Blume n’a pas exclu un retrait complet du segment électrique en Chine, où plus de la moitié des nouvelles immatriculations sont des véhicules électriques ou hybrides. Porsche y commercialise actuellement deux modèles électriques : la Taycan et le Macan. Sans fournir de chiffres précis par modèle, Blume a admis que les ventes EV de la marque étaient “relativement faibles”.
“Nous verrons d’ici deux à trois ans si Porsche peut exister ici comme marque électrique”, a-t-il ajouté. Les attributs emblématiques de Porsche, comme le rugissement caractéristique du six cylindres à plat de la 911, ne séduisent plus la jeune génération chinoise. “Le prestige associé à Porsche n’a plus de sens pour les jeunes Chinois”, explique Bo Yu, directeur Chine du cabinet JATO Dynamics.
Changement d’échelle
À l’opposé, les constructeurs chinois haut de gamme se focalisent clairement sur le volume. Xiaomi a vendu 137 000 SU7 l’an dernier, plus du double des 57 000 unités écoulées par Porsche sur l’ensemble de l’année en Chine. La marque vise désormais 350 000 ventes pour 2025.
Le fabricant premium Nio a vu ses ventes grimper de 38,7 % en 2024, atteignant 221 970 unités. Son PDG, William Li, parle d’une « année de récolte » et prévoit un doublement du volume avec le lancement de neuf nouveaux ou renouvelés modèles électriques.
Cette dynamique fulgurante du marché chinois se traduit par des chutes de ventes pour les constructeurs étrangers sur tous les segments. “Ils ne retrouveront jamais leur part de marché”, estime Andrew Fellows, responsable automobile mondial chez le cabinet Star.

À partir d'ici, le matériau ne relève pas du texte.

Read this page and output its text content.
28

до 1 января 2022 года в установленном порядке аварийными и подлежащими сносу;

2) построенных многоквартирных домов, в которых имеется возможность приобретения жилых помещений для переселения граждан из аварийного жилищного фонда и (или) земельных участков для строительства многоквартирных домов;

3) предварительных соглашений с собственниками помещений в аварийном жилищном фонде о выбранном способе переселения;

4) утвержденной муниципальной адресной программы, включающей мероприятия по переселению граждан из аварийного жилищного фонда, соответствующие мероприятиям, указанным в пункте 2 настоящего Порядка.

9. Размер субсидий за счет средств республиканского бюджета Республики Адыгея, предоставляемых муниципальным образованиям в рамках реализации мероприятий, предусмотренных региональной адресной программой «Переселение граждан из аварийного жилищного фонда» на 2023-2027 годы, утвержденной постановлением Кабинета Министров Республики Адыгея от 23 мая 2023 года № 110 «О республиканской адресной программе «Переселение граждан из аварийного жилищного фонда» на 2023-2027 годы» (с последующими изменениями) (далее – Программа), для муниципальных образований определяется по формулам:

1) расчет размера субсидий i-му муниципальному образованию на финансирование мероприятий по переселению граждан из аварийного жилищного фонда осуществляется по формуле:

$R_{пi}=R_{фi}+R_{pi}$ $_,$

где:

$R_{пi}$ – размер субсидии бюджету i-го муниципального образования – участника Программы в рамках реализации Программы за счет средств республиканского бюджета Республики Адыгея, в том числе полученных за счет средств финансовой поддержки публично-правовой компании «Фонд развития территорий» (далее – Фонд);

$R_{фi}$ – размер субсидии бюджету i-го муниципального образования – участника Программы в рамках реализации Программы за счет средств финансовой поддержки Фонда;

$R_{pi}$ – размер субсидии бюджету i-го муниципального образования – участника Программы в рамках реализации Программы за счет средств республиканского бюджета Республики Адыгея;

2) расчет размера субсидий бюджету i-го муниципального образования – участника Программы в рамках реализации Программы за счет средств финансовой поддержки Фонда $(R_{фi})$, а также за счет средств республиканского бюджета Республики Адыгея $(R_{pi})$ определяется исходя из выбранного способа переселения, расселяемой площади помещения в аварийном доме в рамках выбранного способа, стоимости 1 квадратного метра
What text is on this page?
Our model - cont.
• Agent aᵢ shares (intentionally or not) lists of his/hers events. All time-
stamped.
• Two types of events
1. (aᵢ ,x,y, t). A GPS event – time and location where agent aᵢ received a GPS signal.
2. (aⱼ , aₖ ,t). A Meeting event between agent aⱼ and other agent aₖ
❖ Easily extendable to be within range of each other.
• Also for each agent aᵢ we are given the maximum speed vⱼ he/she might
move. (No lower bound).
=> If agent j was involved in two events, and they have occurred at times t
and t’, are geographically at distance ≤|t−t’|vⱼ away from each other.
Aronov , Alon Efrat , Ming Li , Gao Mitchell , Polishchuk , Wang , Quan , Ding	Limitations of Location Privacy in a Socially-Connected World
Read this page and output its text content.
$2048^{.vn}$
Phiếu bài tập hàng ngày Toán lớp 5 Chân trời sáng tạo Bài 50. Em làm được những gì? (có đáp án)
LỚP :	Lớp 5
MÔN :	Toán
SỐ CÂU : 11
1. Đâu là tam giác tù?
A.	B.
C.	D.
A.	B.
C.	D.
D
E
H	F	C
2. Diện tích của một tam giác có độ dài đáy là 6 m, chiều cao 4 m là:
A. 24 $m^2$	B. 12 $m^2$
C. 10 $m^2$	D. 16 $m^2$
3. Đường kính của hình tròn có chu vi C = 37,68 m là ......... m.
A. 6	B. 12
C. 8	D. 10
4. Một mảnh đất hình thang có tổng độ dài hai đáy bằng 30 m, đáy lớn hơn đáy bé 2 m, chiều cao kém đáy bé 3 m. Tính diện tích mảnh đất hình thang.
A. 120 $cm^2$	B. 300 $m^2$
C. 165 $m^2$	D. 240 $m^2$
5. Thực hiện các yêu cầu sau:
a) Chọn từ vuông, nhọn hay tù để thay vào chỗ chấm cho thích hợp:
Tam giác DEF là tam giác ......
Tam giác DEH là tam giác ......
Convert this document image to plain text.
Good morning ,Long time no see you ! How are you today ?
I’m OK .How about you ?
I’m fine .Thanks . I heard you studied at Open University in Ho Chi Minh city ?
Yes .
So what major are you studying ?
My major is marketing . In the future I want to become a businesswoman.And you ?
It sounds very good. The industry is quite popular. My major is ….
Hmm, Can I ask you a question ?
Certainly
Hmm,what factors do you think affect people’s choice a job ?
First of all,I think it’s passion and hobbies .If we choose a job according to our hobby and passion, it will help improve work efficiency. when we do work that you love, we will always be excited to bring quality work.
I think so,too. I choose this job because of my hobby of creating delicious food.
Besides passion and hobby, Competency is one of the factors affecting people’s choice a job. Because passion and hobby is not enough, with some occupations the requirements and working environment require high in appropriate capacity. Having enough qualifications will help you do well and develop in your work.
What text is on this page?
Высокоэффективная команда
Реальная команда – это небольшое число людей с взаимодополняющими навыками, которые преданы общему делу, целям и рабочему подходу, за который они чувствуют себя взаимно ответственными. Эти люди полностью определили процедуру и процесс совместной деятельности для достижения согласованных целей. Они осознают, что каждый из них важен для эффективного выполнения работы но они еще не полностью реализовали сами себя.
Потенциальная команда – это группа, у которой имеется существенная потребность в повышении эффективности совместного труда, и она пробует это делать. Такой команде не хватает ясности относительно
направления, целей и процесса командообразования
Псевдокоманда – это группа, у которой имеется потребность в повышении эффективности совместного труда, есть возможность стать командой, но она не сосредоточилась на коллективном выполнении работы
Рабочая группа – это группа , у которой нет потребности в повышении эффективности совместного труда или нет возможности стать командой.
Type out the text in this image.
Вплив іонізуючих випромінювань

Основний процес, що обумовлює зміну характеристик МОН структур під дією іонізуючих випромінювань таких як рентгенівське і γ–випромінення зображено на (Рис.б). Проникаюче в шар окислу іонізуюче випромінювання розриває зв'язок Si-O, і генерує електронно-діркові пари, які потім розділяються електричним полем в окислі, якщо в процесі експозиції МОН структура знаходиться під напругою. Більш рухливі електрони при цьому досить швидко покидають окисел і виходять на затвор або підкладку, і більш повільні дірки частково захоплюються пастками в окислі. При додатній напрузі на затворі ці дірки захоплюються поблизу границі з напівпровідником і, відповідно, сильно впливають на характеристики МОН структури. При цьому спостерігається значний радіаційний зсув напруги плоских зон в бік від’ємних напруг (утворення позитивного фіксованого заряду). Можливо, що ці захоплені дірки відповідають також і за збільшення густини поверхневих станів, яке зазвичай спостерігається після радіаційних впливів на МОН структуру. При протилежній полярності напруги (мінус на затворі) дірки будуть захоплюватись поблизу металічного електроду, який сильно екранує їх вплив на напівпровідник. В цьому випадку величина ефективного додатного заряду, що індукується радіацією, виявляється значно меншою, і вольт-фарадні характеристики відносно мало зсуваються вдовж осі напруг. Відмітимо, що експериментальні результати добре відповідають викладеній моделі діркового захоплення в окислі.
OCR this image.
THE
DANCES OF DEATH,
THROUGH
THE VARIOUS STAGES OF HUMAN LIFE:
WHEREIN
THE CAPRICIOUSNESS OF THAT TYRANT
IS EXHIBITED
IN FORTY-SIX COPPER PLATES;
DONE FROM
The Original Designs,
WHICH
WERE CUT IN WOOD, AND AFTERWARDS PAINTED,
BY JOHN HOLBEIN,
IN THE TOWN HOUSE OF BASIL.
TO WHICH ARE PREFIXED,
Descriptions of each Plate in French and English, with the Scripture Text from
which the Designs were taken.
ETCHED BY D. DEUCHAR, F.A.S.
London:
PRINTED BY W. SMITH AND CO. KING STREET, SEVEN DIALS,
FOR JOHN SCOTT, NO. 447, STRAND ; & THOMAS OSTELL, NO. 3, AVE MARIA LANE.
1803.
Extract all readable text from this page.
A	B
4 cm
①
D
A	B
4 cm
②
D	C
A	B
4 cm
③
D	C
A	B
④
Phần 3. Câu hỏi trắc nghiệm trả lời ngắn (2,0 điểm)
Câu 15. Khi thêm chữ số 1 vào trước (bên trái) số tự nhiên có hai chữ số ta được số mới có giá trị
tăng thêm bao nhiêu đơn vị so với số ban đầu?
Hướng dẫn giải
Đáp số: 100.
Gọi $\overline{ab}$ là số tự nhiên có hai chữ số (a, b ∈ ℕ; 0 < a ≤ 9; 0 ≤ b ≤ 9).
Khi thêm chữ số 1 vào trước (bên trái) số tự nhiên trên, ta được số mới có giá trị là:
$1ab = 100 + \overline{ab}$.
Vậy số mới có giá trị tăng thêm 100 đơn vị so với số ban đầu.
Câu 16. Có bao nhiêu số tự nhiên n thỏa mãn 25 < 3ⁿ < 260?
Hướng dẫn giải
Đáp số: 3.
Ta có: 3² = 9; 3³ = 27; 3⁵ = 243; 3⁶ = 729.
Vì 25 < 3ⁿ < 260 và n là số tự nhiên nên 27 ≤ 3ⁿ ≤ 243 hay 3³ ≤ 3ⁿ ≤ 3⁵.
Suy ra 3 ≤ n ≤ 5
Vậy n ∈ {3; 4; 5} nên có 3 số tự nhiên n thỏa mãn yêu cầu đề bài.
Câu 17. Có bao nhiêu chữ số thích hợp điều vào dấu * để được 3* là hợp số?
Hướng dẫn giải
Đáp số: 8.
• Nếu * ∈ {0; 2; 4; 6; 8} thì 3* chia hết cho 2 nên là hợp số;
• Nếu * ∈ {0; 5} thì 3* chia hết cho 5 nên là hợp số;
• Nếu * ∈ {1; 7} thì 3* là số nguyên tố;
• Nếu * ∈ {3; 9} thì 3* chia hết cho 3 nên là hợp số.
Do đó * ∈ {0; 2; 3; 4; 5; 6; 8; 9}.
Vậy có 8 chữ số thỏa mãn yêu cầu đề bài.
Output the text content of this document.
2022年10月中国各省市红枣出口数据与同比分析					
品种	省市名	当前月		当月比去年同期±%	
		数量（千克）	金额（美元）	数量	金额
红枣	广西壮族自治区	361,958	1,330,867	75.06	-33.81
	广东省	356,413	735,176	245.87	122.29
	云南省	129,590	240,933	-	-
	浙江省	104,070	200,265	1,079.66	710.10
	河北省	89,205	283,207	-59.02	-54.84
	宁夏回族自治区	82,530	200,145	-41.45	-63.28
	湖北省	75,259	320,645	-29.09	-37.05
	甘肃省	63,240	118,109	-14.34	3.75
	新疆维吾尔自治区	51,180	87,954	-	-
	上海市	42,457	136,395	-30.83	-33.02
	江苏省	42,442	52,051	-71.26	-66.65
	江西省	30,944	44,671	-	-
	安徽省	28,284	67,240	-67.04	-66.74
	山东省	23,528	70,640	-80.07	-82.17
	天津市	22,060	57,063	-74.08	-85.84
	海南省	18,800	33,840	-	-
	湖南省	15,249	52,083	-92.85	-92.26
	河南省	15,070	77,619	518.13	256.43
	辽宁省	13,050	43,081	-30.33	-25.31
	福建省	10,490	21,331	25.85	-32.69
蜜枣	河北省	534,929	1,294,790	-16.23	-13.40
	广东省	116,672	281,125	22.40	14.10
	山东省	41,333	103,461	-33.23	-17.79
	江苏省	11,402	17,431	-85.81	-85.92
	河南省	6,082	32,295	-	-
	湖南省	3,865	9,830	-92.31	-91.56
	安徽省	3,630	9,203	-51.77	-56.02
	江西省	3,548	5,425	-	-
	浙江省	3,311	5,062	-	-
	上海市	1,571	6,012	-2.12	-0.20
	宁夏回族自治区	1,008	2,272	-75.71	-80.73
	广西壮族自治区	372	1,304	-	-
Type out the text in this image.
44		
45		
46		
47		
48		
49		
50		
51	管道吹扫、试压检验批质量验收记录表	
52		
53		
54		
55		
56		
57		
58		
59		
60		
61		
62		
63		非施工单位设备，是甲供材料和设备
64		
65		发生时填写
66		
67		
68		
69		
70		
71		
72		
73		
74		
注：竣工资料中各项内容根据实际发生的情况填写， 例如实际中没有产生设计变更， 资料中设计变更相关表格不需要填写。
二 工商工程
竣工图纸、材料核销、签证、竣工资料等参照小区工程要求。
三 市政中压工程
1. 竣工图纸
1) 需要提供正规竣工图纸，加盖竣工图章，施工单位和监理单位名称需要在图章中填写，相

Quelques constructeurs tentent encore de résister. Nissan, en difficulté financière, a annoncé à Shanghai un nouvel investissement de 1,4 milliard de dollars et le lancement de dix nouveaux modèles pour inverser la tendance. “Les marques chinoises ont été trop rapides, pour être honnête”, reconnaît Stephen Ma, directeur Chine de Nissan. “Mais aujourd’hui, nous avons réinitialisé la stratégie.”
Derniers bastions
General Motors, qui a passé 5 milliards de dollars en provisions sur ses activités chinoises en décembre, tente lui aussi un retour en misant sur sa marque premium Cadillac, qui exposait quatre modèles 100% électriques à Shanghai.
Un des rares points positifs pour GM reste le monospace GL8 de Buick, leader du segment des MPV (multi-purpose vehicles) en Chine, prisés aussi bien par les familles que par les cadres pour leurs trajets avec chauffeur.
Buick a présenté un concept GL8 exclusivement disponible en versions électriques ou hybrides, doté de technologies embarquées innovantes comme des sièges massants inclinables ou un système de diffusion de parfum. L’enjeu est de taille face aux concurrents locaux, dont le Denza de BYD, Li Auto ou Xpeng, ce dernier ayant dévoilé une nouvelle version de son X9 avec réfrigérateur intégré.
De son côté, Zeekr, filiale de Geely, a lancé le 009 Grand : un MPV quatre places avec télévision de 43 pouces, logos en or 24 carats et réfrigérateur, parce que, selon un porte-parole, “les Chinois aiment l’or”. “Nous sommes attaqués de toutes parts”, alerte Matt Noone, directeur du design chez Buick. “Il faut préserver la suprématie du GL8 avant qu’elle ne nous échappe. Et c’est une course contre la montre.”